Aos 19 anos, Isabella não esperava muito da vida. Com os sonhos guardados no bolso e uma coragem recém-descoberta, ela aceita um trabalho como babá em uma mansão que mais parece um castelo sem alma. Sua missão: cuidar de Aurora, uma garotinha de cinco anos silenciosa, brilhante… e profundamente solitária. O pai da menina, Lorenzo Vellardi, é tudo o que Isabella deveria evitar: um magnata bilionário, viúvo, frio como o mármore da casa em que vive, e inacessível como o céu em dias nublados. Desde o acidente de carro que matou sua esposa, Lorenzo se esconde atrás de contratos, relógios caros e paredes geladas, convencido de que merece pagar, sozinho, por um erro que o consome. Mas a chegada de Isabella vira sua rotina de cabeça para baixo. Ela sorri quando deveria calar. Ousa quando todos se calam. Ri alto, mesmo nos dias nublados. E o pior, ou o melhor, ela começa a fazer Aurora sorrir de novo. E isso Lorenzo não pode ignorar. Entre tardes no jardim, jantares silenciados por olhares longos e encontros inesperados nos corredores da casa, a jovem babá começa a desfazer, com doçura e bravura, cada nó do homem que jurou nunca mais amar. Mas Lorenzo ainda carrega o peso de um passado que sangra. E Isabella, com um coração novo e cheio de esperança, pode ser o furacão que ele jamais se permitiu viver. Entre promessas não ditas, toques contidos e a inocência de uma criança que só quer ver o pai feliz, essa história é sobre dois mundos colidindo e um amor que talvez seja a única salvação possível. Porque às vezes, quem menos esperamos… é quem mais tem o poder de nos curar.
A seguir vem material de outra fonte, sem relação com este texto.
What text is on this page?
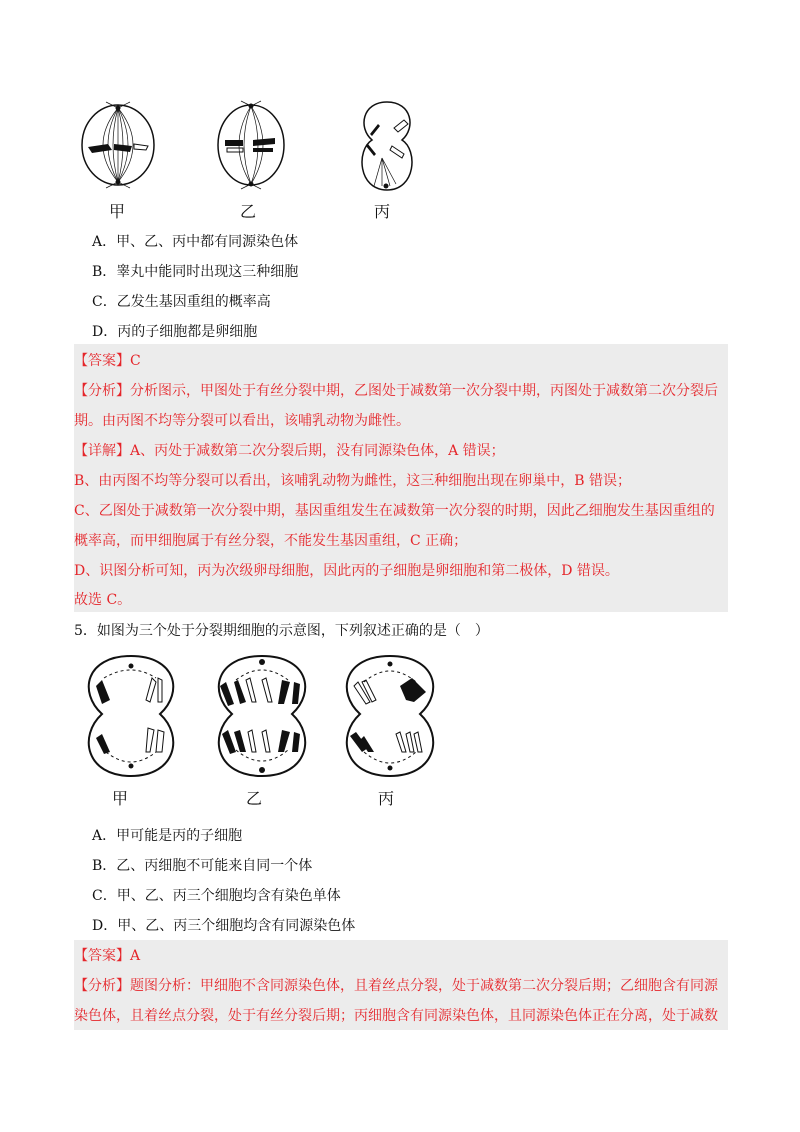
甲	乙	丙
A．甲、乙、丙中都有同源染色体
B．睾丸中能同时出现这三种细胞
C．乙发生基因重组的概率高
D．丙的子细胞都是卵细胞
【答案】C
【分析】分析图示，甲图处于有丝分裂中期，乙图处于减数第一次分裂中期，丙图处于减数第二次分裂后
期。由丙图不均等分裂可以看出，该哺乳动物为雌性。
【详解】A、丙处于减数第二次分裂后期，没有同源染色体，A 错误；
B、由丙图不均等分裂可以看出，该哺乳动物为雌性，这三种细胞出现在卵巢中，B 错误；
C、乙图处于减数第一次分裂中期，基因重组发生在减数第一次分裂的时期，因此乙细胞发生基因重组的
概率高，而甲细胞属于有丝分裂，不能发生基因重组，C 正确；
D、识图分析可知，丙为次级卵母细胞，因此丙的子细胞是卵细胞和第二极体，D 错误。
故选 C。
5．如图为三个处于分裂期细胞的示意图，下列叙述正确的是（　）
甲	乙	丙
A．甲可能是丙的子细胞
B．乙、丙细胞不可能来自同一个体
C．甲、乙、丙三个细胞均含有染色单体
D．甲、乙、丙三个细胞均含有同源染色体
【答案】A
【分析】题图分析：甲细胞不含同源染色体，且着丝点分裂，处于减数第二次分裂后期；乙细胞含有同源
染色体，且着丝点分裂，处于有丝分裂后期；丙细胞含有同源染色体，且同源染色体正在分离，处于减数
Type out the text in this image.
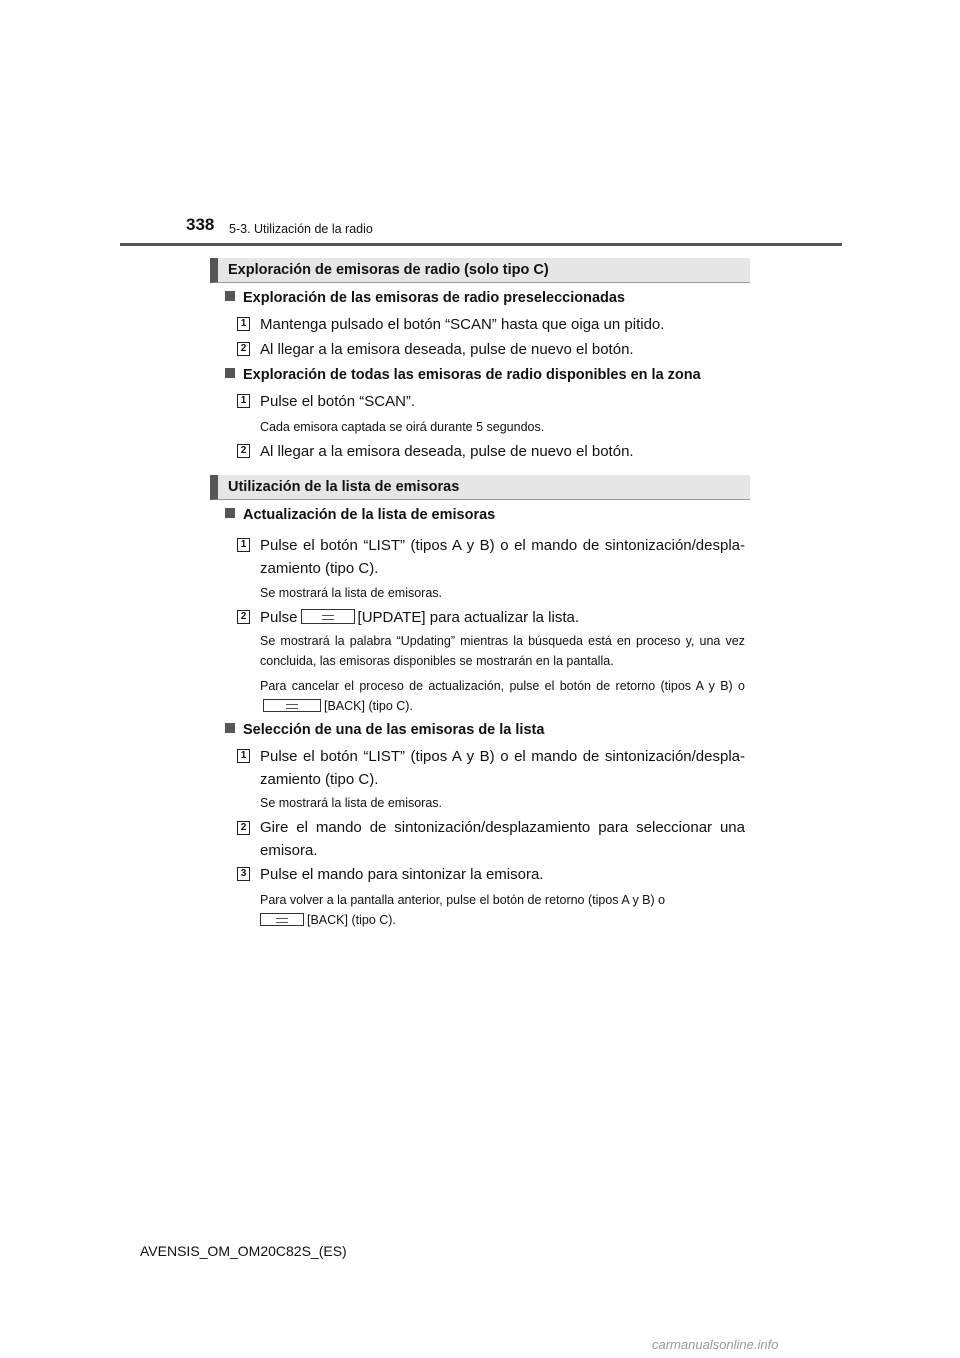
338 5-3. Utilización de la radio
Exploración de emisoras de radio (solo tipo C)
Exploración de las emisoras de radio preseleccionadas
1 Mantenga pulsado el botón “SCAN” hasta que oiga un pitido.
2 Al llegar a la emisora deseada, pulse de nuevo el botón.
Exploración de todas las emisoras de radio disponibles en la zona
1 Pulse el botón “SCAN”.
Cada emisora captada se oirá durante 5 segundos.
2 Al llegar a la emisora deseada, pulse de nuevo el botón.
Utilización de la lista de emisoras
Actualización de la lista de emisoras
1 Pulse el botón “LIST” (tipos A y B) o el mando de sintonización/despla-zamiento (tipo C).
Se mostrará la lista de emisoras.
2 Pulse	[UPDATE] para actualizar la lista.
Se mostrará la palabra “Updating” mientras la búsqueda está en proceso y, una vez concluida, las emisoras disponibles se mostrarán en la pantalla.
Para cancelar el proceso de actualización, pulse el botón de retorno (tipos A y B) o[BACK] (tipo C).
Selección de una de las emisoras de la lista
1 Pulse el botón “LIST” (tipos A y B) o el mando de sintonización/despla-zamiento (tipo C).
Se mostrará la lista de emisoras.
2 Gire el mando de sintonización/desplazamiento para seleccionar una emisora.
3 Pulse el mando para sintonizar la emisora.
Para volver a la pantalla anterior, pulse el botón de retorno (tipos A y B) o
[BACK] (tipo C).
AVENSIS_OM_OM20C82S_(ES)
carmanualsonline.info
Leer másO som da chuva ainda ressoava dentro da memória de Isabela. Agora, o céu estava cinza e mudo, mas o eco da tempestade da noite anterior permanecia nela. A umidade nos lábios, na pele… e no coração.
O colchão ainda guardava o calor do corpo dele. A marca do que haviam sido. Seus sentidos ainda estavam embriagados pelo cheiro, pelo gosto, pelos toques de Lorenzo. Mas tudo aquilo começou a desaparecer como uma fumaça fina.
Ela abriu os olhos lentamente e encontrou o lado dele vazio, porém, ainda quente. Ele esteve ali até pouco tempo.
Virou-se, o lençol ainda colado à sua pele nua. Abraçou o travesseiro e sorriu por um instante, esse foi o seu grande erro. Porque o som do silêncio se quebrou segundos depois.
Lorenzo estava de pé, diante do espelho, ajeitando a camisa branca com movimentos precisos e impecáveis. Como se cada botão que ele fechava fosse mais um tijolo erguido entre os dois.
Ela sentou-se, puxando o lençol contra o peito.
— Lorenzo… — chamou com a voz ainda suave, tentando encontrar nele o homem da noite anterior.
Mas ele não se virou, em vez disso, abriu a boca destruindo todo o encanto.
— O que aconteceu ontem à noite — ele começou, com a voz seca, cortante — não significou nada.
Isabela piscou. Uma, duas, três vezes. As palavras a atingiram como punhais invisíveis. A primeira dor não veio do peito, veio da alma.
— Nada? — ela sussurrou.
Ele virou o rosto, finalmente encarando-a. Mas não com os olhos que a devoraram como se ela fosse abrigo em meio à guerra. Agora, seus olhos eram de mármore. Duros, vazios, opacos.
— Foi um erro — continuou frio. — Ultrapassei um limite que jamais deveria ter sido ultrapassado.
Ela respirou fundo, sentindo as mãos tremerem sob o lençol. Não conseguia acreditar no que ele dizia, não podia ser verdade. Reunindo forças disse com a voz firme.
— Você me tocou como se não soubesse fazer outra coisa. Com pressa, com fúria, com a sede de alguém que passou a vida inteira fugindo daquilo que, no fundo, mais desejava.
Lorenzo desviou o olhar. Mas ela continuou.
— E eu deixei.
Levantou-se com lentidão, ainda segurava o lençol contra o corpo nu, a pele estava arrepiada não de frio… mas de dor.
— Ontem a noite, enquanto a chuva escorria como lágrimas desesperadas pelas janelas da mansão, enquanto os trovões pareciam ecoar a minha própria inquietude… eu fui sua.
Ela deu um passo em direção a ele, com os olhos marejados, mas sem fraqueza.
— Não a babá. Não a funcionária. Mais a mulher. — Lorenzo fechou os olhos por um segundo. — Eu fui sua sem perguntas, sem promessas, apenas sentimento… que eu tolamente, ousei chamar de amor.
As palavras ficaram suspensas no ar e Lorenzo permanecia calado.
— Seus dedos percorreram minha pele como quem procura abrigo no meio de um furacão. Sua boca dizia meu nome com urgência, como se fosse o último som antes do silêncio. Havia uma tormenta em seu olhar, Lorenzo. Havia guerra e por um instante… você encontrou paz em mim.
— Basta, Isabela!
Ele se virou com mais força dessa vez, buscando no controle do corpo o que não conseguia conter no coração.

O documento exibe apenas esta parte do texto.